In landmark for post-quantum encryption, NIST releases three algorithms
For over a decade now, as quantum-computing and technology has steadily progressed, there has been the constant worry of the ability for quantum computers and technology to be able to easily break existing encryption techniques. The US National Institute of Standards and Technology released three post-quantum encryption standards to help avoid this. As the threshold for usefulness of quantum technology appears to increasingly be upon us, there will need to be a great push to move existing technology and encryption techniques to new post-quantum standards.
Best practices for event logging and threat detection
The Canadian Centre for Cyber Security along with counterparts in the US, New Zealand, Japan, Korea, Singapore, and Netherlands released a new guiance advisory on best practices for event logging and threat detection.

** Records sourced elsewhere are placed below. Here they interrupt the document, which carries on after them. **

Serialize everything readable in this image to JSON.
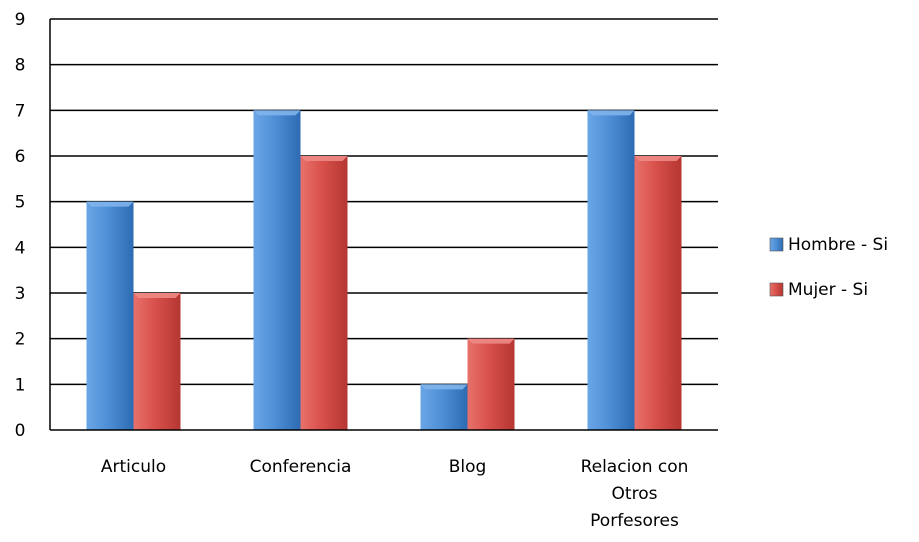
{
  "chart_data": {
    "type": "bar",
    "title": "",
    "xlabel": "",
    "ylabel": "",
    "categories": [
      [
        "Articulo"
      ],
      [
        "Conferencia"
      ],
      [
        "Blog"
      ],
      [
        "Relacion con",
        "Otros",
        "Porfesores"
      ]
    ],
    "series": [
      {
        "name": "Hombre - Si",
        "color": "#4f8fd6",
        "values": [
          5,
          7,
          1,
          7
        ]
      },
      {
        "name": "Mujer - Si",
        "color": "#d9514c",
        "values": [
          3,
          6,
          2,
          6
        ]
      }
    ],
    "ylim": [
      0,
      9
    ],
    "yticks": [
      0,
      1,
      2,
      3,
      4,
      5,
      6,
      7,
      8,
      9
    ],
    "grid": true,
    "legend_position": "right"
  }
}
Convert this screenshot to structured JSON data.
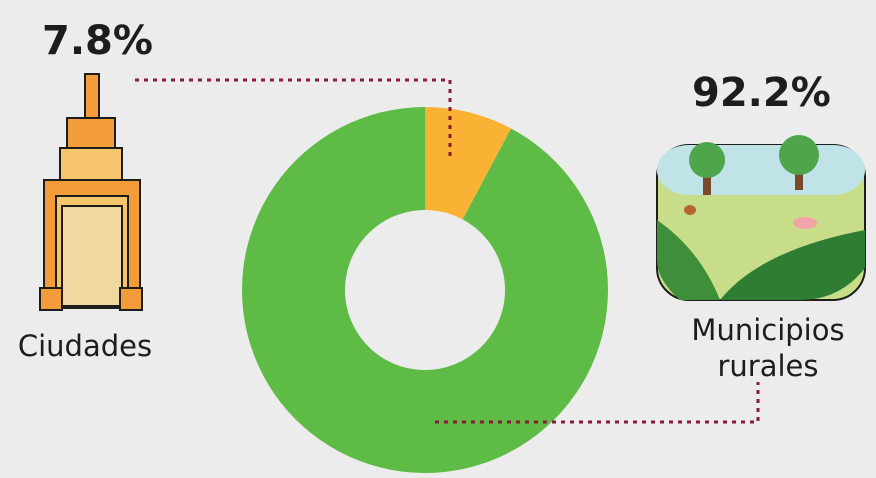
{
  "chart_data": {
    "type": "pie",
    "categories": [
      "Ciudades",
      "Municipios rurales"
    ],
    "values": [
      7.8,
      92.2
    ],
    "value_labels": [
      "7.8%",
      "92.2%"
    ],
    "colors": [
      "#f9b233",
      "#5dbb46"
    ],
    "hole": true
  }
}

Although a technical document, I would recommend non-technical individuals to give it a read. Understanding the importance of event logging, what it shows, and how it contributes to threat detection may be a great introduction to understanding the work of cyber security professionals.
The Terrifying Rise of Ransomware Gangs
Maclean’s magazine did a great expose on the growing impact of ransomware on Canada. Most people still do not understand ransomware and its impact, which this articles does a great job of showing. An example provided is how an initial paid ransom of $290,000 still cost the town of St. Mary’s $1.5 million when factoring in recovery, legal costs, and credit monitoring for citizens.
Now extrapolate this to businesses, especially small and medium enterprises. Unless they have cyber insurance, this is likely an end to the business. Many large corporations are able to recover in time, albeit with a hit, it is small and medium businesses that receive the biggest hit because they do not have access to the same resources, monetary and knowledge, to be able to appropriately respond.
Cyberattack has cost Hamilton $7.4M so far, says city
The City of Hamilton was one city that was hit with ransomware that chose not to pay. Hamilton is in the process of rebuilding its systems after dozens of services were affected, including its vendor payment system. The $7.4 million is broken down:
$4,875,538 on external experts (Deloitte).
$1,151,917 on infrastructure.
$1,085,685 on staffing.
$289,482 on "other related costs."
While this case appears to be unique in terms of the amount that Deloitte is paid because they were also helping Hamilton to get caught up on the backlog of vendor payments due to that system being affected. This is important to highlight as the costs associated with a ransomware attack can be compounded when critical systems are affected.